Because marriage to Ricky is PERFECT and NEVER EVER hard.

hahahaha!
 Ohhhh...the beloved gut giggles begin...

While I have a very happy marriage, it is not a perfect marriage.
I've learned that there is a difference.

I've seen this quote a lot lately and I love it.

"I am satisfied that happiness in marriage is not so much a matter of romance as it is an anxious concern for the comfort and well-being of one's companion. Any man who will make his wife's comfort his first concern will stay in love with her throughout their lives and through the eternity yet to come."
-Gordon B. Hinckley


Isn't that powerful? And aren't the Hinckley's the cutest? 
I love it! It reminds my of my own sweet husband and what he's done for me this week.

Marriage will NEVER be easy ALL the time. It's not supposed to be. 

I believe that it's full of challenges, tricky things you have to work out, and just plain hard times.

But I also believe that those things are so vitally important.

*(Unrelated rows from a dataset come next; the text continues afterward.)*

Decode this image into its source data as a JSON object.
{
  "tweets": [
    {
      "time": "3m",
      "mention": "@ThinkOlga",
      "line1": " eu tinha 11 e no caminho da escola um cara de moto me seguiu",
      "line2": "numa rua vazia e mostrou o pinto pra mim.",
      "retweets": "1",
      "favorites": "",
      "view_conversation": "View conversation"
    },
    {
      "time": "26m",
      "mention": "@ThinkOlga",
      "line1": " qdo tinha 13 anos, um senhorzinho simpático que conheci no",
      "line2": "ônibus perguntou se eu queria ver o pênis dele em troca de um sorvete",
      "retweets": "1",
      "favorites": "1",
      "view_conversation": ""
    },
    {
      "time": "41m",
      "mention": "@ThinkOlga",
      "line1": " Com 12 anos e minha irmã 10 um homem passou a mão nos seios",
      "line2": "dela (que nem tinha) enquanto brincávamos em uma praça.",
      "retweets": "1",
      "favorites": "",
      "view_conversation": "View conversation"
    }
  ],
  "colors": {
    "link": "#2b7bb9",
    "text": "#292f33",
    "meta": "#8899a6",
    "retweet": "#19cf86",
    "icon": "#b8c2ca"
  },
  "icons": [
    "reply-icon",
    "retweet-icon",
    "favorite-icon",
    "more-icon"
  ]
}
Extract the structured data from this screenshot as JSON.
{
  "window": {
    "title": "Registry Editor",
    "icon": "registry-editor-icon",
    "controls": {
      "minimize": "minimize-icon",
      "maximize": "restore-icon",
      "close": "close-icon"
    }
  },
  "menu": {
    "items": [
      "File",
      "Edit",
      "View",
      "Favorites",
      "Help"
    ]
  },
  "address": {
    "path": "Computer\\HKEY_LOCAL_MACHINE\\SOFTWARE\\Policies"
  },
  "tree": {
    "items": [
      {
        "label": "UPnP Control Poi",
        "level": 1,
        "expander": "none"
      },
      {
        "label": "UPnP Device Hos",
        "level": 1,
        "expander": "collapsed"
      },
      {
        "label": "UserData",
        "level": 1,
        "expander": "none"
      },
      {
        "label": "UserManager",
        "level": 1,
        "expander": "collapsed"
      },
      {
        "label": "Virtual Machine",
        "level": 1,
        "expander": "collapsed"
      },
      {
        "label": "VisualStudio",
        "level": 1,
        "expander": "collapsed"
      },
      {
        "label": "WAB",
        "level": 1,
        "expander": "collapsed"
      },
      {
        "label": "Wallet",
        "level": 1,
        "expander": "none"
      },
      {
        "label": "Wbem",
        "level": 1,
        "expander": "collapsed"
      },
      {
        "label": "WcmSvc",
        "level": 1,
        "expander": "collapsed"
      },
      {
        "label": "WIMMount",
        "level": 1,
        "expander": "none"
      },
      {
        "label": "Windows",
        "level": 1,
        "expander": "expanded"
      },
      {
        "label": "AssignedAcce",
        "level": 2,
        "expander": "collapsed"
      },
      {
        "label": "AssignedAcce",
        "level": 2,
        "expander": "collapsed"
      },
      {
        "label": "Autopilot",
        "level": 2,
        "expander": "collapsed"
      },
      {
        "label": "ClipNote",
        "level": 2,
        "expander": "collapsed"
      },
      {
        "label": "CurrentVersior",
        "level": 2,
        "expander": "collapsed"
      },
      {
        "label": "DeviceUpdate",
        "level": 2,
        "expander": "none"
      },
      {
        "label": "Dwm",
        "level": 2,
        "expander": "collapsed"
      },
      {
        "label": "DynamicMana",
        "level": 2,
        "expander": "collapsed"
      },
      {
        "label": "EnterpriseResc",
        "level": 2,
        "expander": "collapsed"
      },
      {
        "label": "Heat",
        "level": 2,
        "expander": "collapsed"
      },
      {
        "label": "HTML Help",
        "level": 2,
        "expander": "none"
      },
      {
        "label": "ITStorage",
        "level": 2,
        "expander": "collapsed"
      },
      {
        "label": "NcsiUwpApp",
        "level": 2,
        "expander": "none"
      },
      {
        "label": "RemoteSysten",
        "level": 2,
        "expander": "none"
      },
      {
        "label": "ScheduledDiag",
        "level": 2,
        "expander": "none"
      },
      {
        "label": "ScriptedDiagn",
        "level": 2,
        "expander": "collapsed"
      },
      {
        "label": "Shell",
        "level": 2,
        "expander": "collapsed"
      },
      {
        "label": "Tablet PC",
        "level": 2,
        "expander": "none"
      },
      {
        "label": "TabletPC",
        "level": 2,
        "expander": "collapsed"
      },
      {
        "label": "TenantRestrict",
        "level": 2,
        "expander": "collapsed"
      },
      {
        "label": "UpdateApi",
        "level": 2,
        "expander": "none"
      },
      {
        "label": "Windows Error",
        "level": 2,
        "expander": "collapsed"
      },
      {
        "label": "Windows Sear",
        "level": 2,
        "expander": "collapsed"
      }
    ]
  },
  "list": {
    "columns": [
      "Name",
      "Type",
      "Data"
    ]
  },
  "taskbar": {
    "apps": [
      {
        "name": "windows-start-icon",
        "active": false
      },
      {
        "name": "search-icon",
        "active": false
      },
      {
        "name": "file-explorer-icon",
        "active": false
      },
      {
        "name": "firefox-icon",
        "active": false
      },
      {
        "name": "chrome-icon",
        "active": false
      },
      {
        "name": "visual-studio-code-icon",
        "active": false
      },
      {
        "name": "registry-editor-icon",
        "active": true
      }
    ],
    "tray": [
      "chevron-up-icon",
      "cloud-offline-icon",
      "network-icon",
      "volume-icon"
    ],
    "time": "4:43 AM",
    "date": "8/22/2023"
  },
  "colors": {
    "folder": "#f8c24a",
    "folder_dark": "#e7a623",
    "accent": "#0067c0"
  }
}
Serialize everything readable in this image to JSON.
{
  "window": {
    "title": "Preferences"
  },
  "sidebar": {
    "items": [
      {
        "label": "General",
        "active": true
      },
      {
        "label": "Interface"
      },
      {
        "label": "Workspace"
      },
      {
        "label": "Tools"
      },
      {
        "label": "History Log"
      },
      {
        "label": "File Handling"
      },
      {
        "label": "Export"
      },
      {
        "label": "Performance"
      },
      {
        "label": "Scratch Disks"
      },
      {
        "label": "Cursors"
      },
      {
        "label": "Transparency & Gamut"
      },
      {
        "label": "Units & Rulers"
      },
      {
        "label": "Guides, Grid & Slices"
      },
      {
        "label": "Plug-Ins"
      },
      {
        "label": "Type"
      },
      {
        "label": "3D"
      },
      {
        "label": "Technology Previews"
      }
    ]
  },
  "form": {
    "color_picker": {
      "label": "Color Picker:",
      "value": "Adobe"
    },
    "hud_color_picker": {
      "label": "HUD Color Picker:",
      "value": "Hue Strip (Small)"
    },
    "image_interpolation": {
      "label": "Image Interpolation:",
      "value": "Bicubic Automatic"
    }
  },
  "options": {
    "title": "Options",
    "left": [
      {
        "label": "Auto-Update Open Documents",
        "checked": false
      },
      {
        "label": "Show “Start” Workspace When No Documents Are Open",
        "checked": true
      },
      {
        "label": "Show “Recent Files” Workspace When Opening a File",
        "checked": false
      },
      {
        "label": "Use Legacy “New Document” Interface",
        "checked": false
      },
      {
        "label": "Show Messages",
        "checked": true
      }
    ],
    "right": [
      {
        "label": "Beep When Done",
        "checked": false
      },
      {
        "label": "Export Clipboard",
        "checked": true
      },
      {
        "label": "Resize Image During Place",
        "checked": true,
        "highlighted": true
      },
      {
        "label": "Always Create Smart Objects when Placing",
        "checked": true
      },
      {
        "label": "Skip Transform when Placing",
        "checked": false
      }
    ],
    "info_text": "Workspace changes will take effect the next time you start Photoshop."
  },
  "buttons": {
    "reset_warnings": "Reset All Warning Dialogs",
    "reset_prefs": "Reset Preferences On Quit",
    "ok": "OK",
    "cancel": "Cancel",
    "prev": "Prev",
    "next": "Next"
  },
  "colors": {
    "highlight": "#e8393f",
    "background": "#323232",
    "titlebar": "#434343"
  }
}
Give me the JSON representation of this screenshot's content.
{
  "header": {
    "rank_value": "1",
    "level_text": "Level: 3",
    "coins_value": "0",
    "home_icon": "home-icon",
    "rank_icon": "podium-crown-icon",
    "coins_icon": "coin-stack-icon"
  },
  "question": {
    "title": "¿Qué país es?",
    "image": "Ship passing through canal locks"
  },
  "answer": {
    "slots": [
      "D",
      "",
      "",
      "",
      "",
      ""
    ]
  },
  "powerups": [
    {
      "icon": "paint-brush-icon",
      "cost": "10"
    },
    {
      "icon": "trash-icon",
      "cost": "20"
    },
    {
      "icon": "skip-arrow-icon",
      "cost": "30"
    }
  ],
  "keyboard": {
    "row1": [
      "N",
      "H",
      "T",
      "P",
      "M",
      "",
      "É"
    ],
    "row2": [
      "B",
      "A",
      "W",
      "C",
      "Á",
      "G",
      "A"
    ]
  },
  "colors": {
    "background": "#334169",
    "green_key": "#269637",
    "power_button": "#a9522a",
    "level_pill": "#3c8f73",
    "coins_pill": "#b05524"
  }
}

When I think about my marriage, I think about how much I have learned from the challenges we've faced. I am grateful for those things. We've had to face a lot of things together, and we are stronger because of it. 

As I've thought about that quote, I've thought about how I do as a wife. How wonderful would it be to always make Ricky's happiness and comfort my first concern? I would like to think that I always do this, but then reality sets in and slaps me hard, and I realize that I can ALWAYS improve in this area. That is my goal right now. To make sure that I find ways to let him know how much I love him. Sometimes I get so caught up in taking care of the kids, and the house, and everything in between, that I sometimes feel like I don't have enough left to give to him. I know you girls know EXACTLY what I'm saying here. Because we all do it!

But, in the end, he is the one I'll have left.

So, right now I love things that help me focus on my sweetie.

Like the month of "LOVE".

If you are reading this, then maybe we can do it together! Let's share the love with our cutie-cuties! It doesn't really take much. Just a little bit of time, some extra attention, but mainly it starts with the thought of wanting to love him even more.

And wanting him to know that.

So, Ricky......if you are reading this.....know how much I adore you.

I have learned a great deal from Ricky. One of the things he always says is that it's a CHOICE to love someone. And it's a choice you have to make over and over again. There are no perfect spouses. There are no perfect marriages. There are dreams of a perfect spouse and a perfect marriage, but then that darn reality sets in again and you realize that it's just like everything else. It requires work, forgiveness, patience, a willingness to listen and to learn. It requires more giving than taking and a great deal of love.

I am grateful for a husband who lives those principles and contributes so much to my happy marriage.

We're not perfect... 

But, we sure are happy.

I love him...because I choose to.

And I'm so happy that I've been smart enough to do so!!

I LOVE YOU BIG DADDY!!

1 comments:

Stephanie said...

Have you ever done the Love Language test? I've never read the book, but they did an enrichment on it with a therapist in our ward. I'd be curious to know what your love language is. BTW, you two are SO cute together!